Why would he need to, when it was already understood?

This again? :roll_eyes:

:face_with_raised_eyebrow: Ymmv.


Well no, he’s right that “Persia” under one name or another was a notable power in ancient times. But as I’ve pointed out before, he’s wrong that Iran was not Islamic during the Pahlavi dynasty.


And there still are, to this day, though there are very, very few left in Iraq, and fewer than 9000 left in Iran.

I never claimed this. I said before, it’s a constant cycle with Islam of radicals wrecking other Muslims.
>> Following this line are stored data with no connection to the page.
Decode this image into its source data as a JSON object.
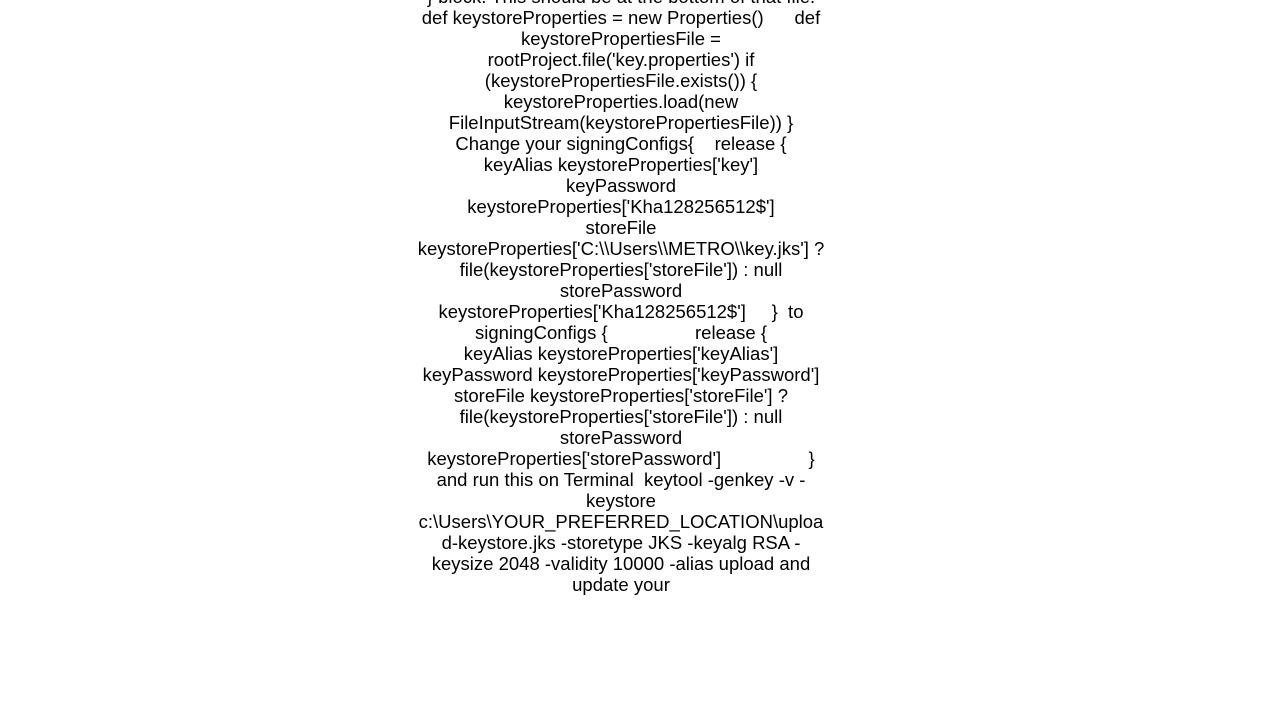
{
  "document": {
    "body_text": "} block. This should be at the bottom of that file. def keystoreProperties = new Properties()      def keystorePropertiesFile = rootProject.file('key.properties') if (keystorePropertiesFile.exists()) {     keystoreProperties.load(new FileInputStream(keystorePropertiesFile)) }  Change your signingConfigs{    release {         keyAlias keystoreProperties['key']         keyPassword keystoreProperties['Kha128256512$']         storeFile keystoreProperties['C:\\\\Users\\\\METRO\\\\key.jks'] ? file(keystoreProperties['storeFile']) : null         storePassword keystoreProperties['Kha128256512$']     }  to signingConfigs {                 release {                     keyAlias keystoreProperties['keyAlias']                     keyPassword keystoreProperties['keyPassword']                     storeFile keystoreProperties['storeFile'] ? file(keystoreProperties['storeFile']) : null                     storePassword keystoreProperties['storePassword']                 }  and run this on Terminal  keytool -genkey -v -keystore c:\\Users\\YOUR_PREFERRED_LOCATION\\upload-keystore.jks -storetype JKS -keyalg RSA -keysize 2048 -validity 10000 -alias upload and update your"
  }
}
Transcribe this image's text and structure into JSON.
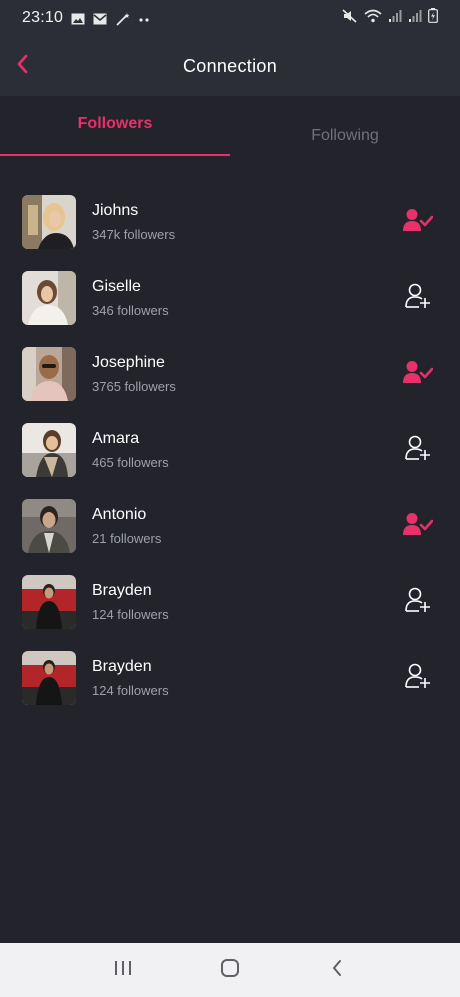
{
  "status_bar": {
    "time": "23:10"
  },
  "header": {
    "title": "Connection"
  },
  "tabs": [
    {
      "label": "Followers",
      "active": true
    },
    {
      "label": "Following",
      "active": false
    }
  ],
  "users": [
    {
      "name": "Jiohns",
      "followers": "347k followers",
      "status": "following"
    },
    {
      "name": "Giselle",
      "followers": "346 followers",
      "status": "not-following"
    },
    {
      "name": "Josephine",
      "followers": "3765 followers",
      "status": "following"
    },
    {
      "name": "Amara",
      "followers": "465 followers",
      "status": "not-following"
    },
    {
      "name": "Antonio",
      "followers": "21 followers",
      "status": "following"
    },
    {
      "name": "Brayden",
      "followers": "124 followers",
      "status": "not-following"
    },
    {
      "name": "Brayden",
      "followers": "124 followers",
      "status": "not-following"
    }
  ],
  "icons": {
    "back": "chevron-left-icon",
    "following": "user-check-icon",
    "follow": "user-plus-icon"
  },
  "colors": {
    "accent": "#e8306a",
    "background": "#22232b",
    "header": "#2c2e37",
    "subtext": "#9fa1a9"
  }
}
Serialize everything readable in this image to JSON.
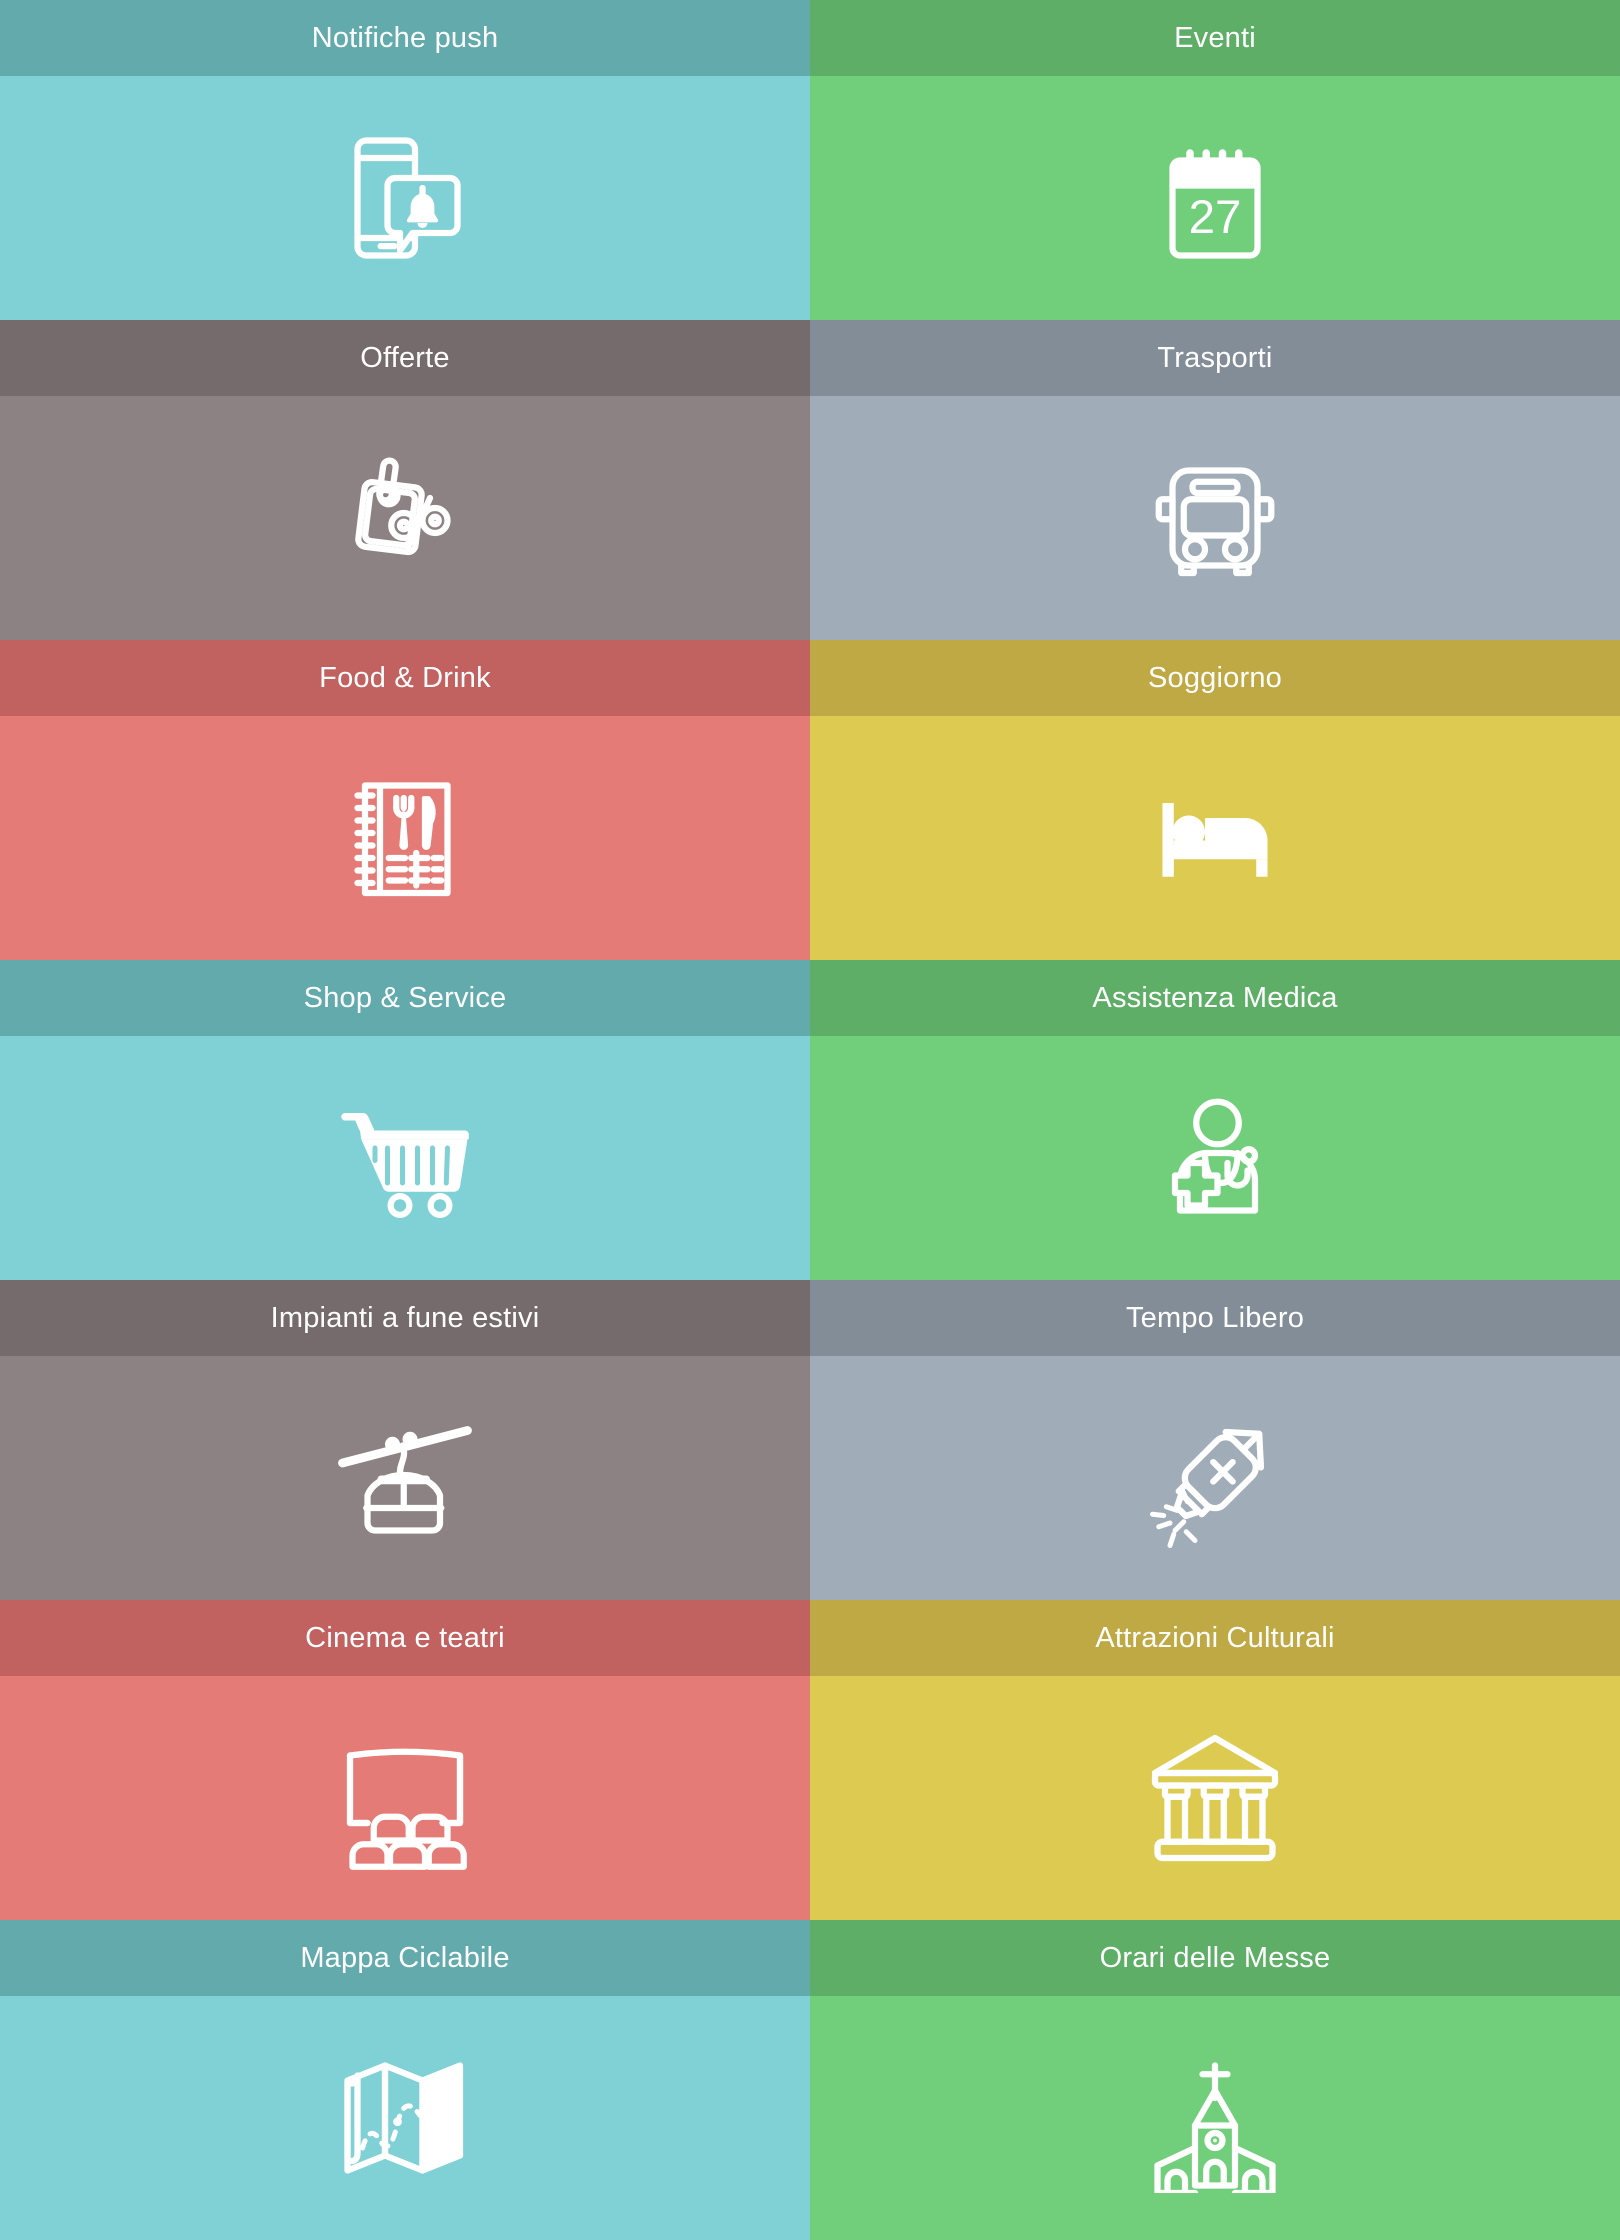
{
  "app": {
    "layout": "tile-grid",
    "columns": 2,
    "language": "it"
  },
  "palette": {
    "teal_header": "#63aaad",
    "teal_body": "#7fd1d5",
    "green_header": "#5fae67",
    "green_body": "#71ce7b",
    "brown_header": "#756b6c",
    "brown_body": "#8d8283",
    "slate_header": "#838d97",
    "slate_body": "#a0adb8",
    "red_header": "#c16160",
    "red_body": "#e57b76",
    "gold_header": "#bfa944",
    "gold_body": "#ddcb51",
    "label_color": "#ffffff",
    "icon_color": "#ffffff"
  },
  "tiles": [
    {
      "label": "Notifiche push",
      "icon": "push-notification-icon",
      "header_color": "#63aaad",
      "body_color": "#7fd1d5"
    },
    {
      "label": "Eventi",
      "icon": "calendar-icon",
      "icon_text": "27",
      "header_color": "#5fae67",
      "body_color": "#71ce7b"
    },
    {
      "label": "Offerte",
      "icon": "discount-tag-icon",
      "header_color": "#756b6c",
      "body_color": "#8d8283"
    },
    {
      "label": "Trasporti",
      "icon": "bus-icon",
      "header_color": "#838d97",
      "body_color": "#a0adb8"
    },
    {
      "label": "Food & Drink",
      "icon": "restaurant-menu-icon",
      "header_color": "#c16160",
      "body_color": "#e57b76"
    },
    {
      "label": "Soggiorno",
      "icon": "bed-icon",
      "header_color": "#bfa944",
      "body_color": "#ddcb51"
    },
    {
      "label": "Shop & Service",
      "icon": "shopping-cart-icon",
      "header_color": "#63aaad",
      "body_color": "#7fd1d5"
    },
    {
      "label": "Assistenza Medica",
      "icon": "doctor-icon",
      "header_color": "#5fae67",
      "body_color": "#71ce7b"
    },
    {
      "label": "Impianti a fune estivi",
      "icon": "cable-car-icon",
      "header_color": "#756b6c",
      "body_color": "#8d8283"
    },
    {
      "label": "Tempo Libero",
      "icon": "firework-rocket-icon",
      "header_color": "#838d97",
      "body_color": "#a0adb8"
    },
    {
      "label": "Cinema e teatri",
      "icon": "cinema-screen-icon",
      "header_color": "#c16160",
      "body_color": "#e57b76"
    },
    {
      "label": "Attrazioni Culturali",
      "icon": "museum-icon",
      "header_color": "#bfa944",
      "body_color": "#ddcb51"
    },
    {
      "label": "Mappa Ciclabile",
      "icon": "folded-map-icon",
      "header_color": "#63aaad",
      "body_color": "#7fd1d5"
    },
    {
      "label": "Orari delle Messe",
      "icon": "church-icon",
      "header_color": "#5fae67",
      "body_color": "#71ce7b"
    }
  ]
}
And he defied that by keeping women company, speaking directly to women like he spoke to men. Both made the religious leaders pissed because it wasn’t seen as acceptable for a Jewish man at the time. Scripture says men and women were both created in the image of god, nothing suggests women were inferior. Such ideas were radical since people did think women were inferior at the time.

“There is neither Jew nor Greek, there is neither slave nor free, there is no male and female, for you are all one in Christ Jesus.”

1 Like

Technically you didn’t.

I was reading

as an implied statement that the Pahlavi dynasty was secular, rather than just having a pro-secular tendency while the vast majority of the population remained religious including (as far as anyone could tell) the Shah.

I implied the radicals took control as always with Islam, the next sentence says that. If that was unclear, now you know what I meant.

You have indeed clarified the matter.

1 Like

That’s a very large group, with meant people having something of a manual labor mentality, whereas most of a group like “Muslims” are coming here for different reasons. It would be interesting to compare them to other more similar groups, but I don’t doubt they have an education ethos in general.

That’s not true

https://www.futurechurch.org/women-in-church-leadership/women-in-church-leadership/scriptures-that-subordinate-women

And there’s also the OT.

It probably takes a certain chutzpah to survive as a distinct group in alien cultures for two millennia.